The New Zealand 10 year bond yield is -12 basis points (-0.12%). It now means that the Kiwi dollar is also significantly lower. Whilst the key support of $0.6875 is intact on NZD/USD, the bulls will still be OK.
However, this will significantly open markets to volatility in NZD in the coming days. If the RBNZ now does not increase rates, this would still be a big surprise and NZD would fall even further. Equally though, a jump back higher in the NZD could also be seen if they do hike. In short, there is uncertainty on both sides to create elevate volatility to whatever happens.
AUD and CAD are also under pressure
This deterioration in the Kiwi is reverberating across the major commodity currencies. We spoke yesterday of the ranges these currencies were stuck in versus USD. It seems that they may be now breaking negatively.
If New Zealand is not going to hike interest rates this month because of COVID, this is also reflecting poorly on the outlook for hikes by the Reserve Bank of Australia and the Bank of Canada. Declining risk appetite and sympathy sell-offs have broken key levels on AUD/USD and USD/CAD.
AUD/USD has broken below 0.7290 support today. A decisive close below would be a key break and essentially complete a range breakdown -120 pips of further downside (with renewed downside potential on momentum too).
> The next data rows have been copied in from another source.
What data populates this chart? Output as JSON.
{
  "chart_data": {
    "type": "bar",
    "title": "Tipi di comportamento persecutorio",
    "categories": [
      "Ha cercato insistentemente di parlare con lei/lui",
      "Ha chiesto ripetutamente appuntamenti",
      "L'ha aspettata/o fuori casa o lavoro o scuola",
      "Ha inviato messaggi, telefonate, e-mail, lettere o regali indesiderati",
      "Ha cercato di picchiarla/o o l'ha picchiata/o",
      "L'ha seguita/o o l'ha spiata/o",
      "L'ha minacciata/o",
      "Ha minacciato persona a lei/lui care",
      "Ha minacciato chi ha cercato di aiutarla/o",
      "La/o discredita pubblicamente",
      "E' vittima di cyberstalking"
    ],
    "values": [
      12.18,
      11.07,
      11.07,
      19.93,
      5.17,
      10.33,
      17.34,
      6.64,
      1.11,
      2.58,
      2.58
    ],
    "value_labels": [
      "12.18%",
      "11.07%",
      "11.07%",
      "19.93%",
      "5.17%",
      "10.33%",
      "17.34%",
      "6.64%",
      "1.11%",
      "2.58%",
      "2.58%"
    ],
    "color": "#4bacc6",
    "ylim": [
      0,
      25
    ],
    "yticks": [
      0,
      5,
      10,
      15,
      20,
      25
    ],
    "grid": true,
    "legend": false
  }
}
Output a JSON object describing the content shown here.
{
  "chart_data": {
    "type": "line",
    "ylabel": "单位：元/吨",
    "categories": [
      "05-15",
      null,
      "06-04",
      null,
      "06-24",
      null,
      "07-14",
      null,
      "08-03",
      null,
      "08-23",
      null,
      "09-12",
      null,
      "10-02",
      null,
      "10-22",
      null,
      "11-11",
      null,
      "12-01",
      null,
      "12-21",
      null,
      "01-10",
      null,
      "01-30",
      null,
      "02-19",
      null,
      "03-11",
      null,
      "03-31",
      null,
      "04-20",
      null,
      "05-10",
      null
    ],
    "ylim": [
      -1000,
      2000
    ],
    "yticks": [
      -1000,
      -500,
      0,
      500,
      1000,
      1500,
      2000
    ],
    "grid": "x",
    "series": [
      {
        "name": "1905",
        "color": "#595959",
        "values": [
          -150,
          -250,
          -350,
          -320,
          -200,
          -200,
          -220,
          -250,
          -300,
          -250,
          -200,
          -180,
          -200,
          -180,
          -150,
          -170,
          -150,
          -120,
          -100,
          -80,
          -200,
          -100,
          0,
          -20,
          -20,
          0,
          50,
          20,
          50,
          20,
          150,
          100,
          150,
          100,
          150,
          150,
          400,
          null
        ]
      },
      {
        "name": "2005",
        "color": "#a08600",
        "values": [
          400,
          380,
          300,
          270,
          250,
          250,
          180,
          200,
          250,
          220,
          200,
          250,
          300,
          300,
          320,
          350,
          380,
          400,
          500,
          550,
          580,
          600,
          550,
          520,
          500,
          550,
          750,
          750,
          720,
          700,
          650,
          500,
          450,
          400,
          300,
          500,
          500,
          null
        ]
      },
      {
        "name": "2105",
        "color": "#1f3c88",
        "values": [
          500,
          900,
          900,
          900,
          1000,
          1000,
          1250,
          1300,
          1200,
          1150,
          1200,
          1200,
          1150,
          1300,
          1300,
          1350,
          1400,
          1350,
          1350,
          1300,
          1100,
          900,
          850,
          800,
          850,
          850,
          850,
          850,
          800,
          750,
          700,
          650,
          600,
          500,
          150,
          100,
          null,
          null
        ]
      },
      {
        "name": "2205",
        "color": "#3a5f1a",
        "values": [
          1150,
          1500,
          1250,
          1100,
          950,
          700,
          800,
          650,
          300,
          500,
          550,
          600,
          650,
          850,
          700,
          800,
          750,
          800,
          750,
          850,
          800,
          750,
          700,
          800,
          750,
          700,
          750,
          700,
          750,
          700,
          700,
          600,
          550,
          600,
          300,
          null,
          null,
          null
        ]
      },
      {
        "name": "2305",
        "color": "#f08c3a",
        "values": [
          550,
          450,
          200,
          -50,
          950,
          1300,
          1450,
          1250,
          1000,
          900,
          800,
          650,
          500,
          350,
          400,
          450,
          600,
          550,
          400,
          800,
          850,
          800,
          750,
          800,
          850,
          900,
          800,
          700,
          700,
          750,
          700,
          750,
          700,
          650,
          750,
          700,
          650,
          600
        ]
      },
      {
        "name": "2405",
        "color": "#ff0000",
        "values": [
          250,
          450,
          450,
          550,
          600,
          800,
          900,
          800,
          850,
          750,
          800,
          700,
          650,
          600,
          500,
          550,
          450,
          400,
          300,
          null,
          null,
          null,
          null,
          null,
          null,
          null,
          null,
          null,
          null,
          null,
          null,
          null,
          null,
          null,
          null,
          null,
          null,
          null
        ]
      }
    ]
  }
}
We are also seeing USD/CAD breaking higher through resistance at 1.2605. We are also seeing momentum renewing upside traction in the move which could suggest a path back towards the high at 1.2806 again.
Just one infection of COVID is causing markets to re-evaluate their expectation of RBNZ tightening. This is impacting not only NZD but also other commodity currencies too. With the RBNZ decision on monetary policy in the next 24 hours, we can expect a choppy ride in these currencies.